After months of negotiations, Republicans finally passed an Obamacare repeal bill through the House of Representatives on Thursday. But they don't seem terribly eager to talk about it — in addition to declining interview requests to discuss the bill, some Republicans are refusing to attend town halls as well, so strong is the public backlash against the bill. In response, a House Democrat says he'll hold town halls for Republicans who won't.

"I think every Republican who voted for this thing ought to have to stand in front of their voters and explain it," New York Rep. Sean Patrick Maloney told MSNBC's Rachel Maddow on Saturday. "And if it takes a Democrat to go in and do it for them for a while, I'll explain what's in this bill."

In a separate tweet, Maloney said that he's been getting phone calls from Republican Rep. John Faso's constituents, and asked Faso to "turn your phones on" so that would stop happening. Faso, like Mahoney, represents New York (Faso's 19th district is just north of Maloney's 18th), but after voting for the American Health Care Act, he refused to attend a town hall meeting that's being held on Monday. Mahoney says he will be at the forum.

"If this guy won't stand up and explain to you, and the people he represents — my neighbors, in the Hudson Valley — well, I'm gonna do it," Maloney said of Faso.

This is only the latest example of House Republicans avoiding scrutiny over the health care bill they just voted for. On Saturday, MSNBC host Joy Reid said that her producers invited all 217 Republicans who voted for the legislation to come onto her morning show for an interview, but that every one of them declined. In the moments after the legislation passed, several lawmakers ignored reporters who asked whether they'd read the bill in its entirety before voting on it.

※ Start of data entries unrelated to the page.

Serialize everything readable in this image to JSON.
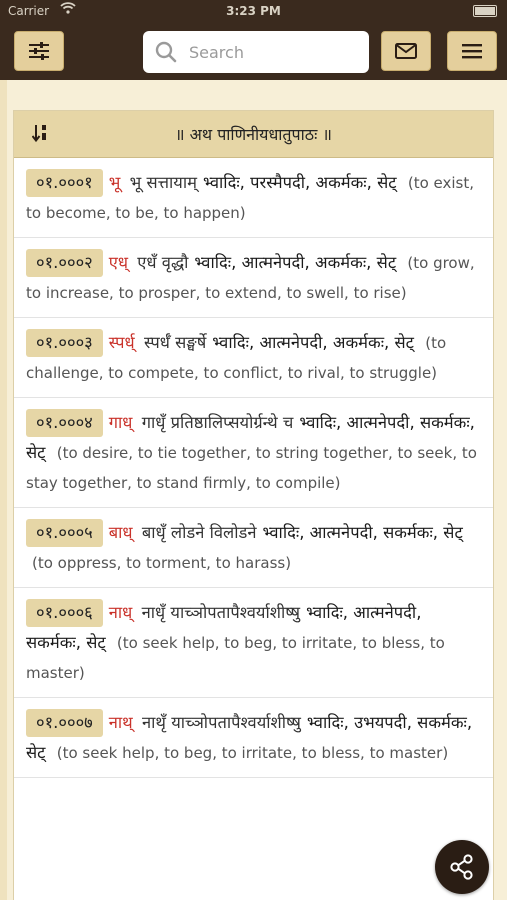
{
  "status": {
    "carrier": "Carrier",
    "time": "3:23 PM"
  },
  "search": {
    "placeholder": "Search"
  },
  "list": {
    "title": "॥ अथ पाणिनीयधातुपाठः ॥",
    "entries": [
      {
        "num": "०१.०००१",
        "root": "भू",
        "sutra": "भू सत्तायाम्",
        "meta": "भ्वादिः, परस्मैपदी, अकर्मकः, सेट्",
        "meaning": "(to exist, to become, to be, to happen)"
      },
      {
        "num": "०१.०००२",
        "root": "एध्",
        "sutra": "एधँ वृद्धौ",
        "meta": "भ्वादिः, आत्मनेपदी, अकर्मकः, सेट्",
        "meaning": "(to grow, to increase, to prosper, to extend, to swell, to rise)"
      },
      {
        "num": "०१.०००३",
        "root": "स्पर्ध्",
        "sutra": "स्पर्धँ सङ्घर्षे",
        "meta": "भ्वादिः, आत्मनेपदी, अकर्मकः, सेट्",
        "meaning": "(to challenge, to compete, to conflict, to rival, to struggle)"
      },
      {
        "num": "०१.०००४",
        "root": "गाध्",
        "sutra": "गाधृँ प्रतिष्ठालिप्सयोर्ग्रन्थे च",
        "meta": "भ्वादिः, आत्मनेपदी, सकर्मकः, सेट्",
        "meaning": "(to desire, to tie together, to string together, to seek, to stay together, to stand firmly, to compile)"
      },
      {
        "num": "०१.०००५",
        "root": "बाध्",
        "sutra": "बाधृँ लोडने विलोडने",
        "meta": "भ्वादिः, आत्मनेपदी, सकर्मकः, सेट्",
        "meaning": "(to oppress, to torment, to harass)"
      },
      {
        "num": "०१.०००६",
        "root": "नाध्",
        "sutra": "नाधृँ याच्ञोपतापैश्वर्याशीष्षु",
        "meta": "भ्वादिः, आत्मनेपदी, सकर्मकः, सेट्",
        "meaning": "(to seek help, to beg, to irritate, to bless, to master)"
      },
      {
        "num": "०१.०००७",
        "root": "नाथ्",
        "sutra": "नाथृँ याच्ञोपतापैश्वर्याशीष्षु",
        "meta": "भ्वादिः, उभयपदी, सकर्मकः, सेट्",
        "meaning": "(to seek help, to beg, to irritate, to bless, to master)"
      }
    ]
  },
  "colors": {
    "accent": "#e6d6a6",
    "root": "#c9322a",
    "navbar": "#3a2a1e"
  },
  "icons": {
    "filter": "sliders-icon",
    "mail": "mail-icon",
    "menu": "hamburger-icon",
    "share": "share-icon",
    "sort": "sort-icon",
    "search": "search-icon"
  }
}
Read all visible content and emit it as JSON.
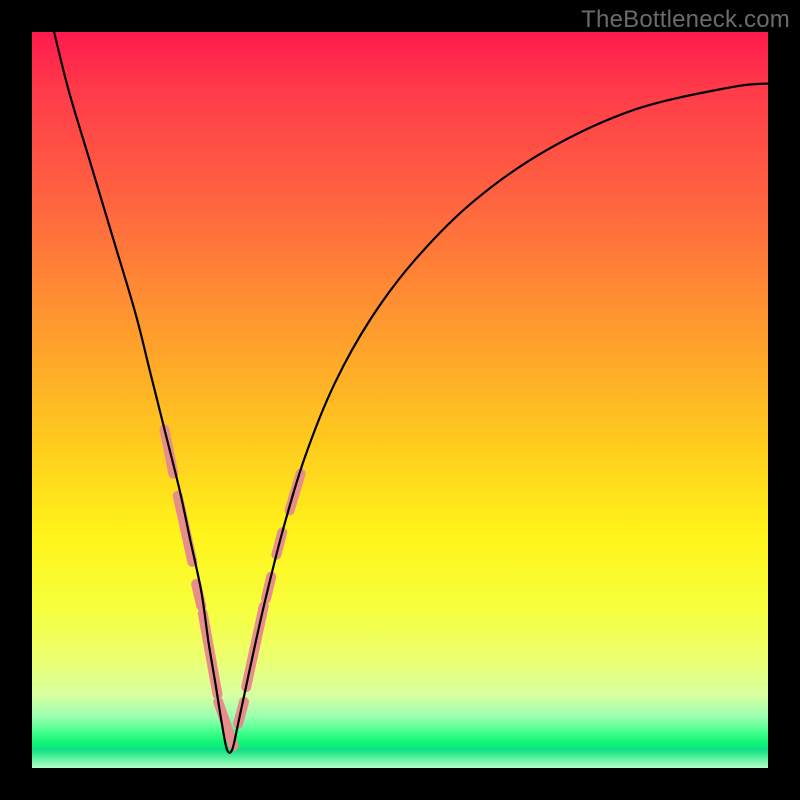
{
  "watermark": "TheBottleneck.com",
  "chart_data": {
    "type": "line",
    "title": "",
    "xlabel": "",
    "ylabel": "",
    "xlim": [
      0,
      100
    ],
    "ylim": [
      0,
      100
    ],
    "grid": false,
    "legend": false,
    "gradient_stops": [
      {
        "pos": 0,
        "color": "#ff1a4d"
      },
      {
        "pos": 25,
        "color": "#ff6a3e"
      },
      {
        "pos": 55,
        "color": "#ffc81f"
      },
      {
        "pos": 78,
        "color": "#f7ff3a"
      },
      {
        "pos": 96.5,
        "color": "#12f576"
      },
      {
        "pos": 100,
        "color": "#b6ffc8"
      }
    ],
    "series": [
      {
        "name": "bottleneck-curve",
        "color": "#000000",
        "x": [
          3,
          5,
          8,
          11,
          14,
          16,
          18,
          20,
          21.5,
          23,
          24,
          25,
          25.8,
          26.5,
          27.2,
          28,
          29.5,
          31.5,
          34,
          37,
          41,
          46,
          52,
          60,
          70,
          82,
          95,
          100
        ],
        "y": [
          100,
          92,
          82,
          72,
          62,
          54,
          46,
          38,
          31,
          24,
          17,
          11,
          6,
          2.5,
          2.5,
          6,
          13,
          22,
          32,
          42,
          52,
          61,
          69,
          77,
          84,
          89.5,
          92.5,
          93
        ]
      }
    ],
    "highlight_segments": {
      "color": "#e98c8c",
      "width": 10,
      "segments": [
        {
          "x": [
            18.0,
            19.2
          ],
          "y": [
            46,
            40
          ]
        },
        {
          "x": [
            19.8,
            21.8
          ],
          "y": [
            37,
            28
          ]
        },
        {
          "x": [
            22.3,
            23.0
          ],
          "y": [
            25,
            22
          ]
        },
        {
          "x": [
            23.2,
            25.2
          ],
          "y": [
            21,
            10
          ]
        },
        {
          "x": [
            25.3,
            27.4
          ],
          "y": [
            9,
            3
          ]
        },
        {
          "x": [
            28.0,
            28.8
          ],
          "y": [
            6,
            9
          ]
        },
        {
          "x": [
            29.1,
            31.5
          ],
          "y": [
            11,
            22
          ]
        },
        {
          "x": [
            31.8,
            32.5
          ],
          "y": [
            23,
            26
          ]
        },
        {
          "x": [
            33.2,
            34.0
          ],
          "y": [
            29,
            32
          ]
        },
        {
          "x": [
            35.0,
            36.5
          ],
          "y": [
            35,
            40
          ]
        }
      ]
    }
  }
}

Even before the AHCA passed, Republicans were avoiding town hall meetings where they might be questioned about it. In one especially illustrative example, a Republican congressman exited through the back door of a meeting with constituents before it was over, leaving throngs of constituents waiting at the front entrance.

It isn't a surprise that Republicans don't want to talk about the AHCA. The legislation is broadly hated by the American public: A mere 17 percent of people support the bill, according to a Quinnipiac poll, while the legislation that it's replacing — Obamacare — enjoys support from the majority of Americans. It makes sense that Republicans don't want to discuss the AHCA, because it's an incredibly disliked bill. The fact that they passed it despite its massive unpopularity, though, makes a lot less sense.